Fox News, 16 Feb 2016

URL: http://www.foxnews.com/world/2016/02/16/humanitarian-needs-create-boko-haram-recruiting-ground.html
DAKAR, Senegal – Intensified cross-border attacks by Nigeria's Islamic extremists have created insecurity in the Lake Chad area of West Africa that, if help is not provided, could create a more fertile recruiting ground for Boko Haram, U.N. humanitarian coordinators said Tuesday.

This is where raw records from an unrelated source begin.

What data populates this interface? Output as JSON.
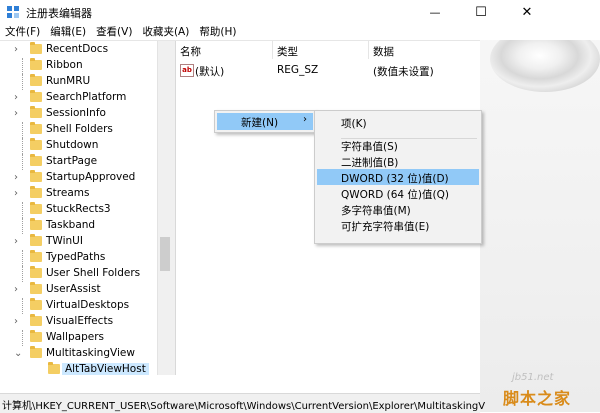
{
  "window": {
    "title": "注册表编辑器",
    "minimize_glyph": "—",
    "maximize_glyph": "☐",
    "close_glyph": "✕"
  },
  "menubar": [
    "文件(F)",
    "编辑(E)",
    "查看(V)",
    "收藏夹(A)",
    "帮助(H)"
  ],
  "tree": {
    "items": [
      {
        "label": "RecentDocs",
        "chevron": "›"
      },
      {
        "label": "Ribbon",
        "chevron": ""
      },
      {
        "label": "RunMRU",
        "chevron": ""
      },
      {
        "label": "SearchPlatform",
        "chevron": "›"
      },
      {
        "label": "SessionInfo",
        "chevron": "›"
      },
      {
        "label": "Shell Folders",
        "chevron": ""
      },
      {
        "label": "Shutdown",
        "chevron": ""
      },
      {
        "label": "StartPage",
        "chevron": ""
      },
      {
        "label": "StartupApproved",
        "chevron": "›"
      },
      {
        "label": "Streams",
        "chevron": "›"
      },
      {
        "label": "StuckRects3",
        "chevron": ""
      },
      {
        "label": "Taskband",
        "chevron": ""
      },
      {
        "label": "TWinUI",
        "chevron": "›"
      },
      {
        "label": "TypedPaths",
        "chevron": ""
      },
      {
        "label": "User Shell Folders",
        "chevron": ""
      },
      {
        "label": "UserAssist",
        "chevron": "›"
      },
      {
        "label": "VirtualDesktops",
        "chevron": ""
      },
      {
        "label": "VisualEffects",
        "chevron": "›"
      },
      {
        "label": "Wallpapers",
        "chevron": ""
      },
      {
        "label": "MultitaskingView",
        "chevron": "⌄"
      }
    ],
    "child": {
      "label": "AltTabViewHost"
    }
  },
  "list": {
    "headers": {
      "name": "名称",
      "type": "类型",
      "data": "数据"
    },
    "rows": [
      {
        "icon": "ab",
        "name": "(默认)",
        "type": "REG_SZ",
        "data": "(数值未设置)"
      }
    ]
  },
  "context_menu": {
    "parent": {
      "label": "新建(N)",
      "arrow": "›"
    },
    "submenu": [
      {
        "label": "项(K)",
        "highlight": false
      },
      {
        "label": "字符串值(S)",
        "highlight": false
      },
      {
        "label": "二进制值(B)",
        "highlight": false
      },
      {
        "label": "DWORD (32 位)值(D)",
        "highlight": true
      },
      {
        "label": "QWORD (64 位)值(Q)",
        "highlight": false
      },
      {
        "label": "多字符串值(M)",
        "highlight": false
      },
      {
        "label": "可扩充字符串值(E)",
        "highlight": false
      }
    ]
  },
  "statusbar": {
    "path": "计算机\\HKEY_CURRENT_USER\\Software\\Microsoft\\Windows\\CurrentVersion\\Explorer\\MultitaskingV"
  },
  "watermark": {
    "site": "jb51.net",
    "logo": "脚本之家"
  },
  "colors": {
    "selection": "#91c9f7",
    "folder": "#f4ce63",
    "watermark": "#d98b1a"
  }
}
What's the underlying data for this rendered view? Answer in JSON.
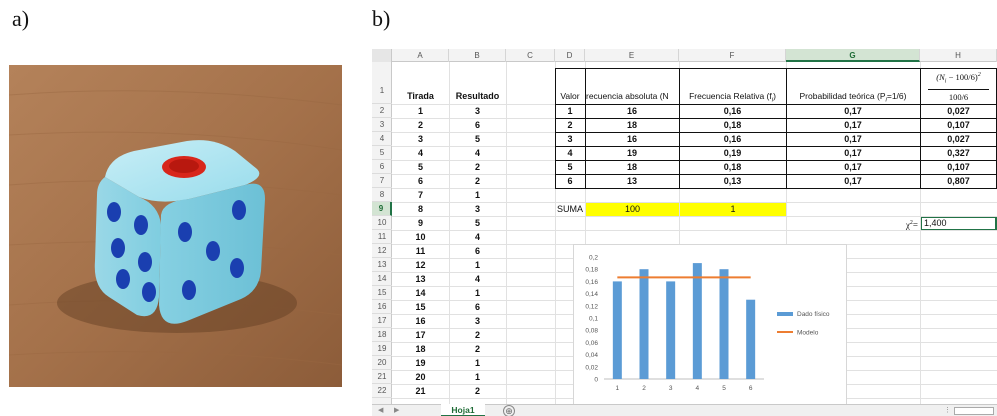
{
  "labels": {
    "a": "a)",
    "b": "b)"
  },
  "sheet": {
    "columns": [
      "A",
      "B",
      "C",
      "D",
      "E",
      "F",
      "G",
      "H"
    ],
    "selected_column": "G",
    "rows": [
      "1",
      "2",
      "3",
      "4",
      "5",
      "6",
      "7",
      "8",
      "9",
      "10",
      "11",
      "12",
      "13",
      "14",
      "15",
      "16",
      "17",
      "18",
      "19",
      "20",
      "21",
      "22"
    ],
    "selected_row": "9",
    "headers": {
      "tirada": "Tirada",
      "resultado": "Resultado",
      "valor": "Valor",
      "freq_abs": "recuencia absoluta (N",
      "freq_rel": "Frecuencia Relativa (f",
      "freq_rel_sub": "i",
      "freq_rel_close": ")",
      "prob": "Probabilidad teórica (P",
      "prob_sub": "i",
      "prob_eq": "=1/6)",
      "chi_num": "(N",
      "chi_num_sub": "i",
      "chi_num_rest": " − 100/6)",
      "chi_num_sup": "2",
      "chi_den": "100/6"
    },
    "tiradas": [
      [
        "1",
        "3"
      ],
      [
        "2",
        "6"
      ],
      [
        "3",
        "5"
      ],
      [
        "4",
        "4"
      ],
      [
        "5",
        "2"
      ],
      [
        "6",
        "2"
      ],
      [
        "7",
        "1"
      ],
      [
        "8",
        "3"
      ],
      [
        "9",
        "5"
      ],
      [
        "10",
        "4"
      ],
      [
        "11",
        "6"
      ],
      [
        "12",
        "1"
      ],
      [
        "13",
        "4"
      ],
      [
        "14",
        "1"
      ],
      [
        "15",
        "6"
      ],
      [
        "16",
        "3"
      ],
      [
        "17",
        "2"
      ],
      [
        "18",
        "2"
      ],
      [
        "19",
        "1"
      ],
      [
        "20",
        "1"
      ],
      [
        "21",
        "2"
      ]
    ],
    "table": [
      [
        "1",
        "16",
        "0,16",
        "0,17",
        "0,027"
      ],
      [
        "2",
        "18",
        "0,18",
        "0,17",
        "0,107"
      ],
      [
        "3",
        "16",
        "0,16",
        "0,17",
        "0,027"
      ],
      [
        "4",
        "19",
        "0,19",
        "0,17",
        "0,327"
      ],
      [
        "5",
        "18",
        "0,18",
        "0,17",
        "0,107"
      ],
      [
        "6",
        "13",
        "0,13",
        "0,17",
        "0,807"
      ]
    ],
    "suma_label": "SUMA",
    "suma_abs": "100",
    "suma_rel": "1",
    "chi_label": "χ",
    "chi_label_sup": "2",
    "chi_label_eq": "=",
    "chi_value": "1,400",
    "tab_name": "Hoja1",
    "add_sheet": "⊕"
  },
  "chart_data": {
    "type": "bar",
    "categories": [
      "1",
      "2",
      "3",
      "4",
      "5",
      "6"
    ],
    "series": [
      {
        "name": "Dado físico",
        "values": [
          0.16,
          0.18,
          0.16,
          0.19,
          0.18,
          0.13
        ],
        "color": "#5b9bd5"
      }
    ],
    "line": {
      "name": "Modelo",
      "value": 0.1667,
      "color": "#ed7d31"
    },
    "yticks": [
      "0",
      "0,02",
      "0,04",
      "0,06",
      "0,08",
      "0,1",
      "0,12",
      "0,14",
      "0,16",
      "0,18",
      "0,2"
    ],
    "ylim": [
      0,
      0.2
    ],
    "legend": "right",
    "grid": false
  },
  "colors": {
    "accent": "#217346",
    "highlight": "#ffff00",
    "die_body": "#8fd6e6",
    "pip_blue": "#1a3fb0",
    "pip_red": "#d8261b"
  }
}
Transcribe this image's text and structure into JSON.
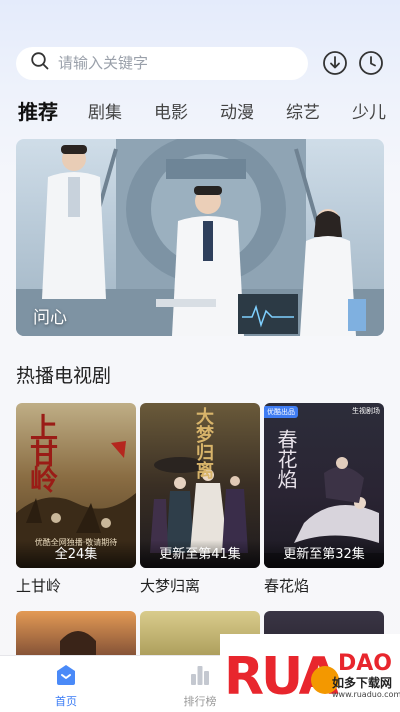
{
  "search": {
    "placeholder": "请输入关键字"
  },
  "header_icons": [
    "download-icon",
    "history-clock-icon"
  ],
  "tabs": [
    {
      "label": "推荐",
      "active": true
    },
    {
      "label": "剧集"
    },
    {
      "label": "电影"
    },
    {
      "label": "动漫"
    },
    {
      "label": "综艺"
    },
    {
      "label": "少儿"
    }
  ],
  "banner": {
    "title": "问心"
  },
  "section": {
    "title": "热播电视剧"
  },
  "dramas": [
    {
      "title": "上甘岭",
      "caption": "全24集",
      "poster_text": "上甘岭",
      "badge_text": "优酷全网独播·敬请期待"
    },
    {
      "title": "大梦归离",
      "caption": "更新至第41集",
      "poster_text": "大梦归离"
    },
    {
      "title": "春花焰",
      "caption": "更新至第32集",
      "poster_text": "春花焰",
      "badge_text": "优酷出品",
      "corner_text": "生视剧场"
    }
  ],
  "bottom_nav": [
    {
      "label": "首页",
      "icon": "home-icon",
      "active": true
    },
    {
      "label": "排行榜",
      "icon": "ranking-icon",
      "active": false
    }
  ],
  "watermark": {
    "logo_text": "RUANDAO",
    "sub_text": "如多下载网",
    "url": "www.ruaduo.com"
  },
  "colors": {
    "accent": "#3b7cf5",
    "tab_active": "#111111",
    "watermark_red": "#e8262d"
  }
}
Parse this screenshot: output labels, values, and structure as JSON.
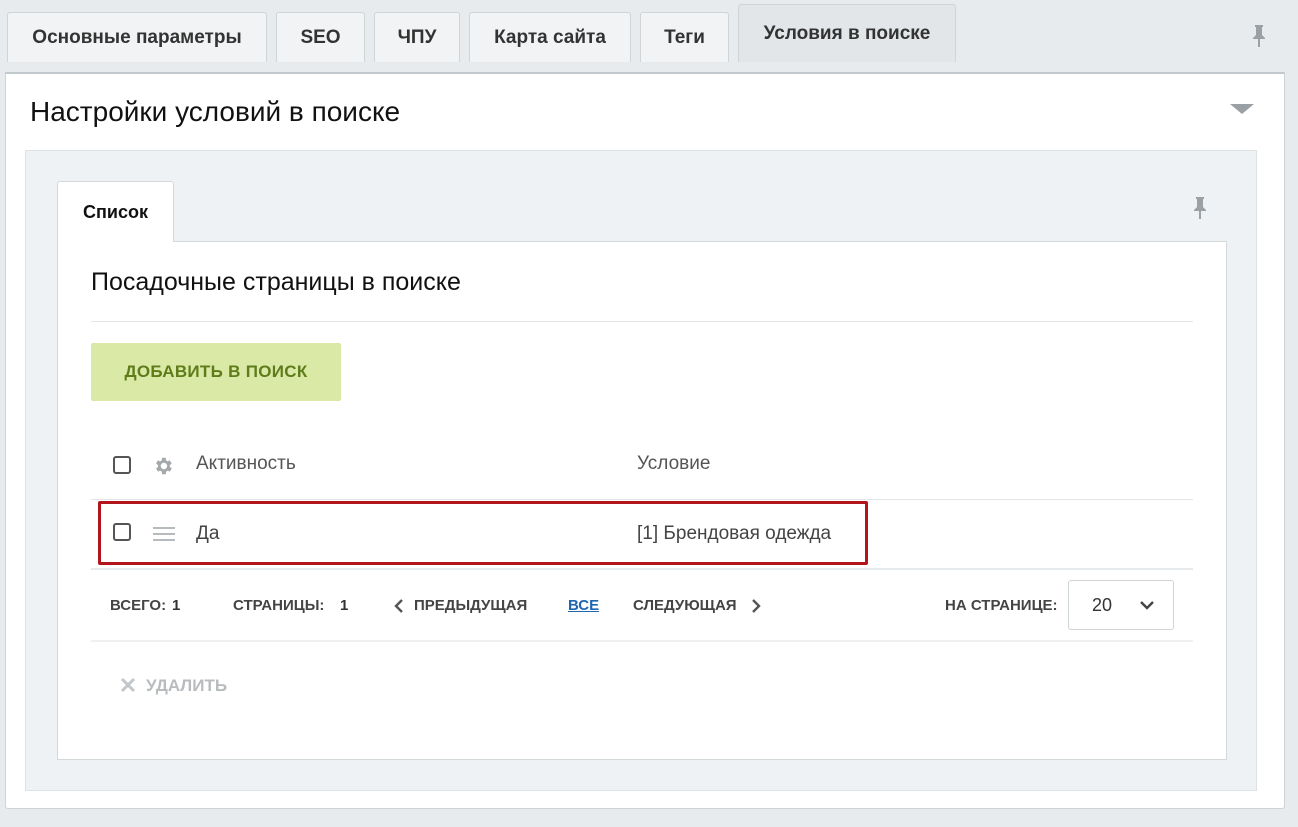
{
  "tabs": [
    {
      "label": "Основные параметры",
      "active": false
    },
    {
      "label": "SEO",
      "active": false
    },
    {
      "label": "ЧПУ",
      "active": false
    },
    {
      "label": "Карта сайта",
      "active": false
    },
    {
      "label": "Теги",
      "active": false
    },
    {
      "label": "Условия в поиске",
      "active": true
    }
  ],
  "panel": {
    "title": "Настройки условий в поиске"
  },
  "list_tab": {
    "label": "Список"
  },
  "card": {
    "title": "Посадочные страницы в поиске",
    "add_button": "ДОБАВИТЬ В ПОИСК"
  },
  "table": {
    "columns": [
      "Активность",
      "Условие"
    ],
    "rows": [
      {
        "active": "Да",
        "condition": "[1] Брендовая одежда"
      }
    ]
  },
  "footer": {
    "total_label": "ВСЕГО:",
    "total_value": "1",
    "pages_label": "СТРАНИЦЫ:",
    "pages_value": "1",
    "prev": "ПРЕДЫДУЩАЯ",
    "all": "ВСЕ",
    "next": "СЛЕДУЮЩАЯ",
    "per_page_label": "НА СТРАНИЦЕ:",
    "per_page_value": "20"
  },
  "delete_label": "УДАЛИТЬ",
  "colors": {
    "highlight": "#b2151c",
    "add_button_bg": "#dae9a6",
    "link": "#2067b0"
  }
}
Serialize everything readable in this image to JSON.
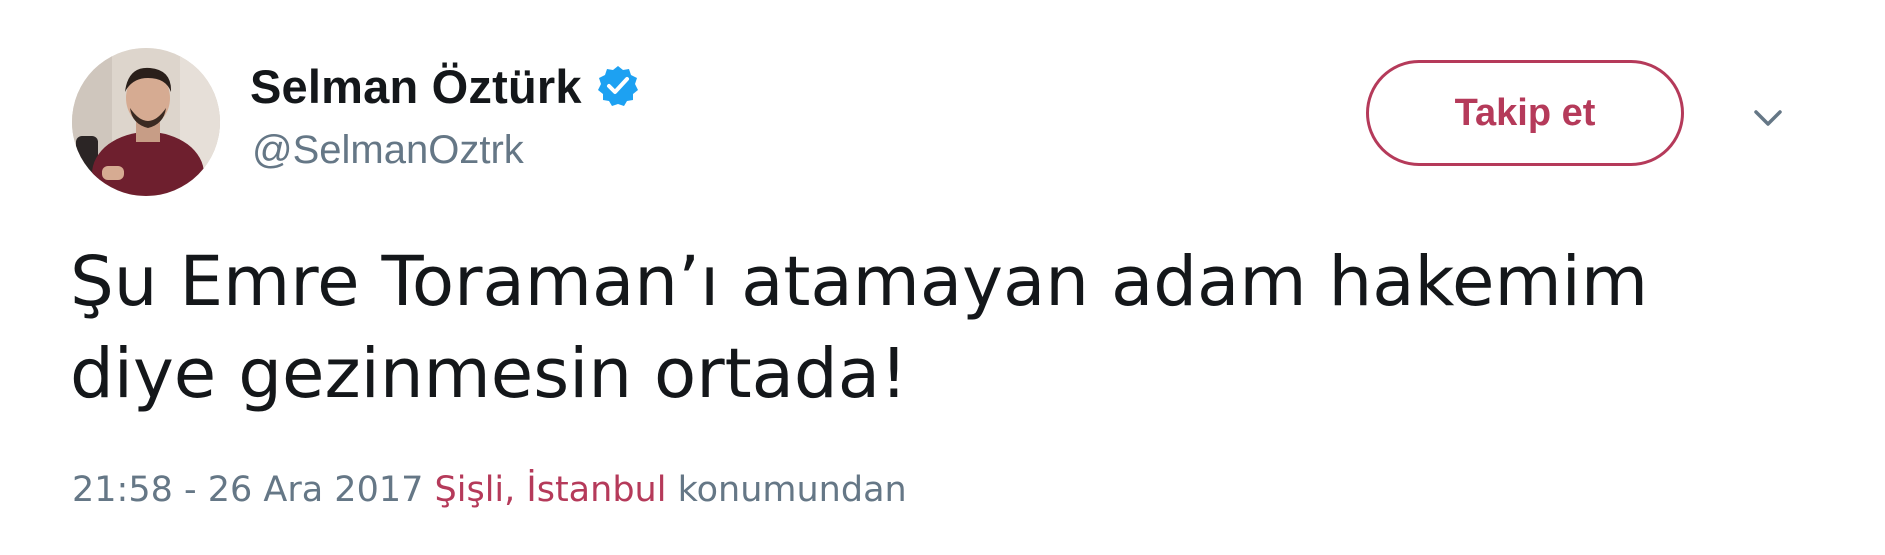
{
  "user": {
    "display_name": "Selman Öztürk",
    "handle": "@SelmanOztrk",
    "verified_icon": "verified-badge-icon",
    "avatar_icon": "user-avatar"
  },
  "actions": {
    "follow_label": "Takip et",
    "more_icon": "chevron-down-icon"
  },
  "tweet": {
    "text_lines": [
      "Şu Emre Toraman’ı atamayan adam hakemim",
      "diye gezinmesin ortada!"
    ]
  },
  "meta": {
    "timestamp": "21:58 - 26 Ara 2017",
    "location": "Şişli, İstanbul",
    "location_suffix": "konumundan"
  },
  "colors": {
    "accent": "#b53a5a",
    "verified": "#1da1f2",
    "text": "#14171a",
    "secondary": "#657786"
  }
}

Some 20 million people have been affected by Boko Haram attacks that have spread from northeastern Nigeria to the neighboring countries of Cameroon, Chad and Niger, according to U.N. figures. More than 2.8 million people have been displaced by suicide attacks, village raids and a six-year insurgency that has pledged itself to the Islamic State.

U.N. agencies and non-governmental organizations are appealing for $531 million to reach 5.2 million people across the four countries hit by Boko Haram.

"The sophistication of the group is broader and deeper," said Toby Lanzer, U.N. Assistant Secretary-General and Regional Humanitarian Coordinator for the Sahel.

Boko Haram, which started in Nigeria's northeast, has wreaked the most havoc in Nigeria, where 2.2 million are displaced, but the chaos caused in neighboring countries is growing, said the U.N. officials.

"Its origins are in Nigeria, but it is a transnational organization," said Karl Steinacker, the Niger representative for the U.N. refugee agency. "There is certainly a Niger branch of Boko Haram."

As the multinational military force becomes more effective against Boko Haram, the extremist group is turning more to hostage-taking, banditry and stealing of livestock — threatening the economies and access to food, says U.N. Development Program coordinator of Cameroon, Najat Rochdi. In the last year, she said, displaced people within Cameroon increased from 50,000 to 158,000.

"If we are serious about defeating Boko Haram, not only the military way, but also sustaining and creating the hope for those youth," she said. "We need to invest urgently in early recovery, in empowering the youth, in providing them with the hope."